Why not defining a measure as a function on functions?

Solution 1:

First of all, if one wants a "measure defined on a set $\mathcal{F}$ of functions" and if

1) $\mathcal{F}$ only contains functions measurable w.r.t. some $\sigma$-algebra $\mathcal{A}$,

2) $\mathcal{F}$ contains all indicator functions $1_A$ for $A \in \mathcal{A}$,

then it is just more economical to only require a measure to be defined on the sets $A \in \mathcal{A}$ and then use the usual measure-theoretic arguments/theorems to extend the integral.

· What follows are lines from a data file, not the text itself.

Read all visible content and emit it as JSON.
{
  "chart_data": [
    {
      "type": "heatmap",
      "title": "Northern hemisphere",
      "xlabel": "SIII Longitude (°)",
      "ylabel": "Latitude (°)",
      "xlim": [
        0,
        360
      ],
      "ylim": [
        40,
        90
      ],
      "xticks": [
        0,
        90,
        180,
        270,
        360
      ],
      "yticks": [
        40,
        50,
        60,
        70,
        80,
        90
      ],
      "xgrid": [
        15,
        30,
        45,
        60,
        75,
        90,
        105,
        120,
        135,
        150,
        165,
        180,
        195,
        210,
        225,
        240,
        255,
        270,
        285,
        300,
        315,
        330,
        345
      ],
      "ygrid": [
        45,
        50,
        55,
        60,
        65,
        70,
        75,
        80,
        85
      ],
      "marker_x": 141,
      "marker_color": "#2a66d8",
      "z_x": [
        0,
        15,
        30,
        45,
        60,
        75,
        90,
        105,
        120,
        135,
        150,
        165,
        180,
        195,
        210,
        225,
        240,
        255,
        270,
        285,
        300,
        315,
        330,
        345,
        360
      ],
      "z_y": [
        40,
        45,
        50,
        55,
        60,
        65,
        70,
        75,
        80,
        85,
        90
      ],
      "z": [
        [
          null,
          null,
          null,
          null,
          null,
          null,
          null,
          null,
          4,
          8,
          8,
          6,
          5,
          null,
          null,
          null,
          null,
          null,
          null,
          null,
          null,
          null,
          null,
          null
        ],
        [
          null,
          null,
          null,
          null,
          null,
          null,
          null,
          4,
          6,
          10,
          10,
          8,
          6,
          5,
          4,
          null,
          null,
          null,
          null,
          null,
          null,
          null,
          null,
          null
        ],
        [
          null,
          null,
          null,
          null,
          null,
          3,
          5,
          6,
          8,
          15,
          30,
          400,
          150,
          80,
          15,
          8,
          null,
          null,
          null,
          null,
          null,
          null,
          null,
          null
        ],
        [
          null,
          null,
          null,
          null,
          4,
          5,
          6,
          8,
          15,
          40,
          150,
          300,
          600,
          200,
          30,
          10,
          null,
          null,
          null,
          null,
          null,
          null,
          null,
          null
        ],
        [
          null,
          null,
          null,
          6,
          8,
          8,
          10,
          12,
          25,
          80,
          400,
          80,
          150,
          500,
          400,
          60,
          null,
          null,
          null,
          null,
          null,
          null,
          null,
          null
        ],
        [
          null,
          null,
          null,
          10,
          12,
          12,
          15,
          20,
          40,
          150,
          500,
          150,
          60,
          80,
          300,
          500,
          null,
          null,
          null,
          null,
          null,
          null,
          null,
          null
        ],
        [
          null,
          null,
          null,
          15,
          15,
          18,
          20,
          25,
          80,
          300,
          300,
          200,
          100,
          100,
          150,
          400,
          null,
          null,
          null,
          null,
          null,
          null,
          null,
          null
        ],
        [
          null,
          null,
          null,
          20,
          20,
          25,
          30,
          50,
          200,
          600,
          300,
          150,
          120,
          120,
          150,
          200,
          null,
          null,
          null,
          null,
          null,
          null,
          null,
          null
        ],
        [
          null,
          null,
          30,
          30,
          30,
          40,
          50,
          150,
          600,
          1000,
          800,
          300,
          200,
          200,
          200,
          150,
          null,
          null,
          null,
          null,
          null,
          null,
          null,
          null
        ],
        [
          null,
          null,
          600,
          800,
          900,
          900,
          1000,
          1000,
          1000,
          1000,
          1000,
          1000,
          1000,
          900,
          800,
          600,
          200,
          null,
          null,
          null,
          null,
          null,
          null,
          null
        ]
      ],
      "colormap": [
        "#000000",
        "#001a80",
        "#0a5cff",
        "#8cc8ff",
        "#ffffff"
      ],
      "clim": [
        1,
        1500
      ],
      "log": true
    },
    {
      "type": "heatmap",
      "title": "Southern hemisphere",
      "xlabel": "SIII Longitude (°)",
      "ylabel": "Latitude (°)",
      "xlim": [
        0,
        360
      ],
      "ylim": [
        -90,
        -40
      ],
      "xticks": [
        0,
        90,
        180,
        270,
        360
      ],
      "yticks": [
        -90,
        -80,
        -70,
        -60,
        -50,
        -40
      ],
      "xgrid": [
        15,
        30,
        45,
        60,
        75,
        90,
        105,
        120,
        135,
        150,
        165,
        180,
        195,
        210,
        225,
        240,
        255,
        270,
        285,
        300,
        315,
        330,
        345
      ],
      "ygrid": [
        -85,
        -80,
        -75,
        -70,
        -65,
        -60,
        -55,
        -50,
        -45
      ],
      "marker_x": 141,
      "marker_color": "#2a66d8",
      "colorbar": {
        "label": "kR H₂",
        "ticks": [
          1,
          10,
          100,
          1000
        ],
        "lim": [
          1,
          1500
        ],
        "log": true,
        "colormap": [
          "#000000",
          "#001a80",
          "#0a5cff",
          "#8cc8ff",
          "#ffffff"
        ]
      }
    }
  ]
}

But of course, there are cases where the two conditions above are not fulfilled, for example one starts from a functional $\mu : C(K) \to \Bbb{R}$, where (e.g.) $C(K)$ are the continuous functions on some compact Hausdorff space $K$. If $\mu(f) \geq 0$ in case of $f \geq 0$, then the Riesz representation theorem shows that there actually is a measure $\nu$ such that $$ \mu(f) = \int f \, d \nu \qquad \forall f \in C(K). $$ The same holds if the space $C(K)$ is replaced by the space $C_c (\Omega)$ of all compactly supported functions on a locally compact Hausdorff space $\Omega$.


There is even a more general construction, the Daniell integral, which is described well in the Wikipedia article and also in Section 4.5 of the (excellent) book "Real Analysis and Probability" by Richard M. Dudley (who calls it the Daniell-Stone integral).

I will follow here the path of Dudley. We start with a so-called vector lattice $F$ of functions $f : X \to \Bbb{R}$ for some base-set $X$. This means that $F$ is a vector space and that if $f,g \in F$, then also $\max\{f,g\} \in F$.

Then, suppose that we are given a linear functional $\mu : F \to \Bbb{R}$ such that

1) If $f \in F$ satisfies $f \geq 0$, then $\mu(f) \geq 0$,

2) If the sequence $(f_n)_n$ in $F$ converges pointwise nonincreasing to $0$, then $\mu(f_n) \to 0$.

Finally, if $F$ is a Stone vector lattice, i.e., if $\min\{f,1\} \in F$ for all $f \in F$, then there is a measure $\nu : \mathcal{A} \to [0,\infty]$, defined on some $\sigma$-algebra $\mathcal{A}$, such that all $f \in F$ are $\mathcal{A}$-measurable and $$ \mu(f) = \int_X f \, d\nu \qquad \forall f \in F. $$

Hence, in most reasonable cases, there is not much difference between the two approaches.

Furthermore, the measure $\nu$ is uniquely determined by the properties above on the smallest $\sigma$-ring for which all $f \in F$ are measurable.


Finally, I have seen the notation $\mu(f)$ some times, in particular (IIRC) in the book "Foundations of modern probability" by Olaf Kallenberg. Thus, it seems to be more or less common in the probabilistic community.